Por su parte, algún defensor del proyecto del canal interoceánico responde ante la inquietud natural de la población respecto al impacto ambiental de dicho proyecto: “Nosotros pensamos que este megaproyecto, partiendo de que el canal debe estar al servicio de la naturaleza y no la naturaleza al servicio del canal, creemos que es una oportunidad para la restauración ambiental del territorio, creemos que da una oportunidad muy valiosa para el ordenamiento de este territorio”  Chanfle, exclamaría Chespirito.

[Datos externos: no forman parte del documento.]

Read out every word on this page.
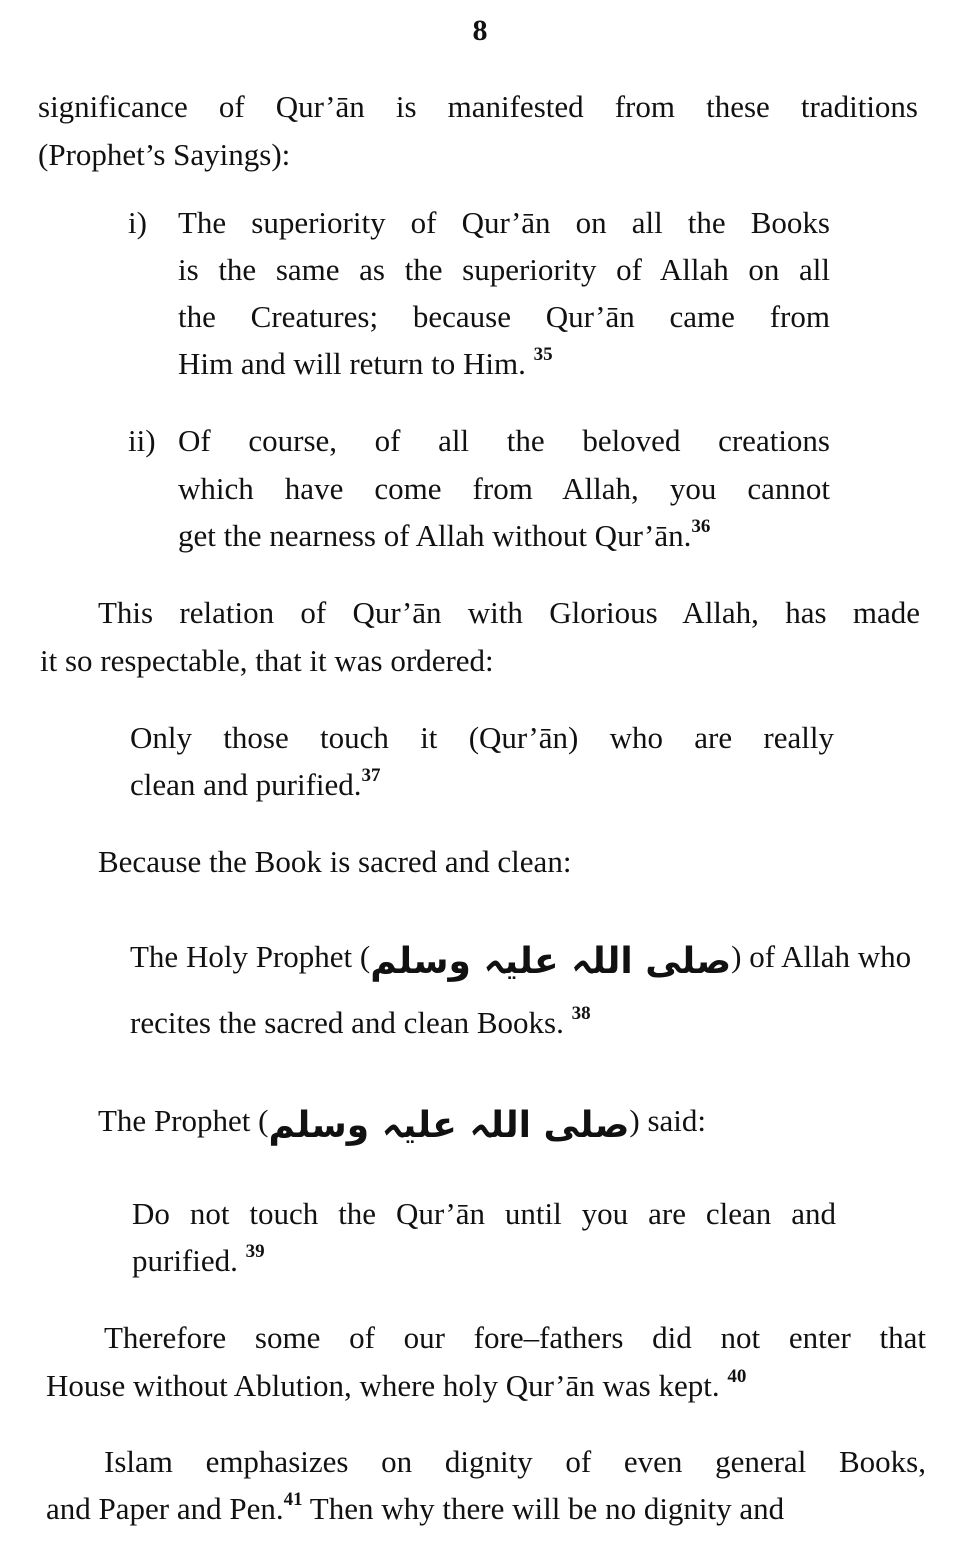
8
significance of Qur’ān is manifested from these traditions
(Prophet’s Sayings):
i) The superiority of Qur’ān on all the Books
is the same as the superiority of Allah on all
the Creatures; because Qur’ān came from
Him and will return to Him. $^{35}$
ii) Of course, of all the beloved creations
which have come from Allah, you cannot
get the nearness of Allah without Qur’ān.$^{36}$
This relation of Qur’ān with Glorious Allah, has made
it so respectable, that it was ordered:
Only those touch it (Qur’ān) who are really
clean and purified.$^{37}$
Because the Book is sacred and clean:
The Holy Prophet (صلی اللہ علیہ وسلم) of Allah who
recites the sacred and clean Books. $^{38}$
The Prophet (صلی اللہ علیہ وسلم) said:
Do not touch the Qur’ān until you are clean and
purified. $^{39}$
Therefore some of our fore–fathers did not enter that
House without Ablution, where holy Qur’ān was kept. $^{40}$
Islam emphasizes on dignity of even general Books,
and Paper and Pen.$^{41}$ Then why there will be no dignity and
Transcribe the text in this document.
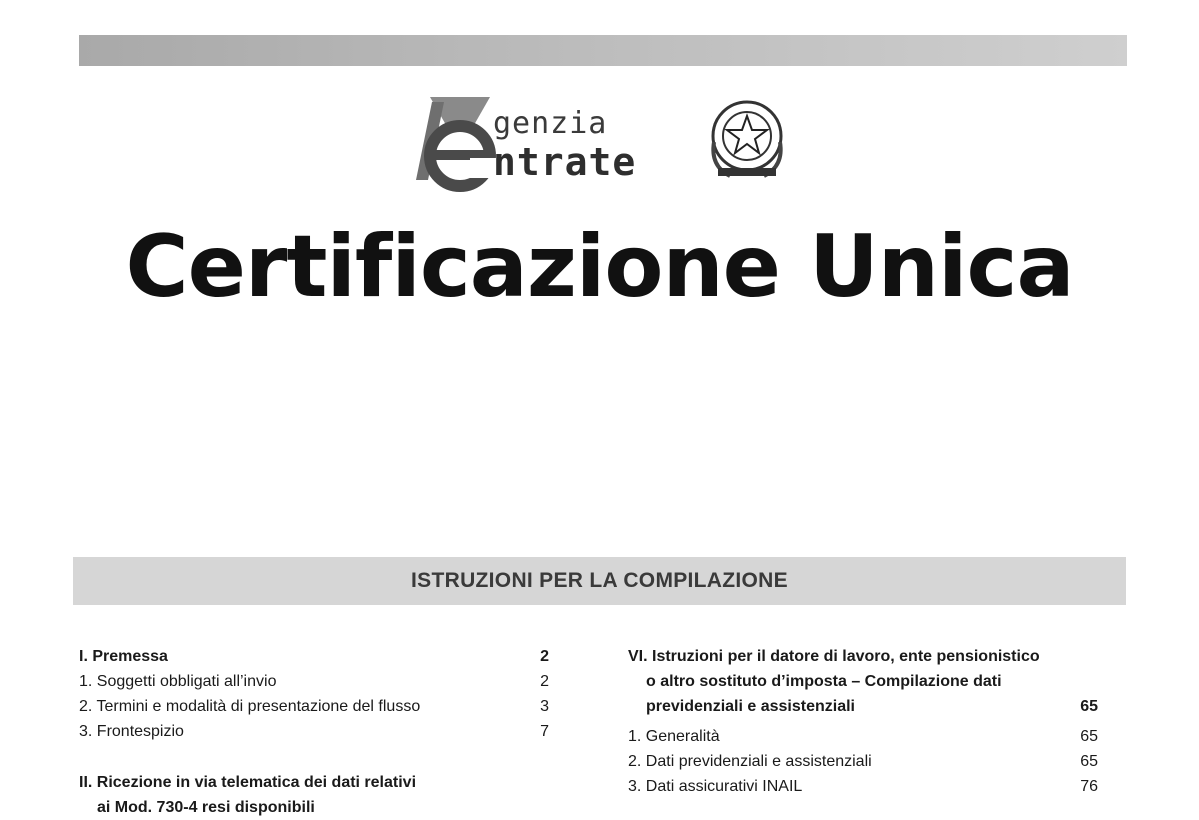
genzia
ntrate
Certificazione Unica
ISTRUZIONI PER LA COMPILAZIONE
I. Premessa	2
1. Soggetti obbligati all’invio	2
2. Termini e modalità di presentazione del flusso	3
3. Frontespizio	7
II. Ricezione in via telematica dei dati relativi
ai Mod. 730-4 resi disponibili
VI. Istruzioni per il datore di lavoro, ente pensionistico
o altro sostituto d’imposta – Compilazione dati
previdenziali e assistenziali	65
1. Generalità	65
2. Dati previdenziali e assistenziali	65
3. Dati assicurativi INAIL	76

Un magistrado que provoca los más agrios sentimientos entre todos los nicaragüenses responde a la pregunta de que si a pesar de todo permanecerá en su cargo: “Seguiré adelante cumpliendo con la patria, si no, buscaré qué hacer”.  Rayos y centellas admitiría Gene Autry.

Lo insólito ocurre cuando esta socorrida práctica llega hasta un documento oficial del Estado, como es lo siguiente, extraído de un Decreto Presidencial:  “Honramos a Darío entregándonos a trabajar para cultivar la Paz, el Amanecer, los Colores y las Luces del Alba, la Alegría del Aire que contiene Grandeza y Espíritu con el que forjamos las Realizaciones de los Nuevos Días”. No hay razón, chato, diría el inolvidable mimo.

Soy un ferviente creyente de que el buen humor es un elemento vital para soportar el transcurso de esta vida, pues como decía el gran filósofo británico Alan Watts: “Las personas sólo sufren porque toman en serio lo que los dioses hacen por diversión”.  No obstante, en el cantinfleo hay cierta percepción de parte de quien lo practica que su interlocutor tiene un nivel intelectual equivalente al salario mínimo.  Así pues, dejarnos cantinflear impunemente pudiera minar nuestra autoestima en grado considerable, de tal forma que es necesario, estimado lector, que realice su mejor esfuerzo porque el émulo del mimo no se salga con la suya.  Contraataque, interrogue, riposte, hasta que el individuo comprenda que usted es un hueso duro de roer y que aquel no se saldrá con la suya. Por último, dígale como don Mario: “¿Cómo dijo que me dice que dijo? Tons como quien dice: a volar, joven”.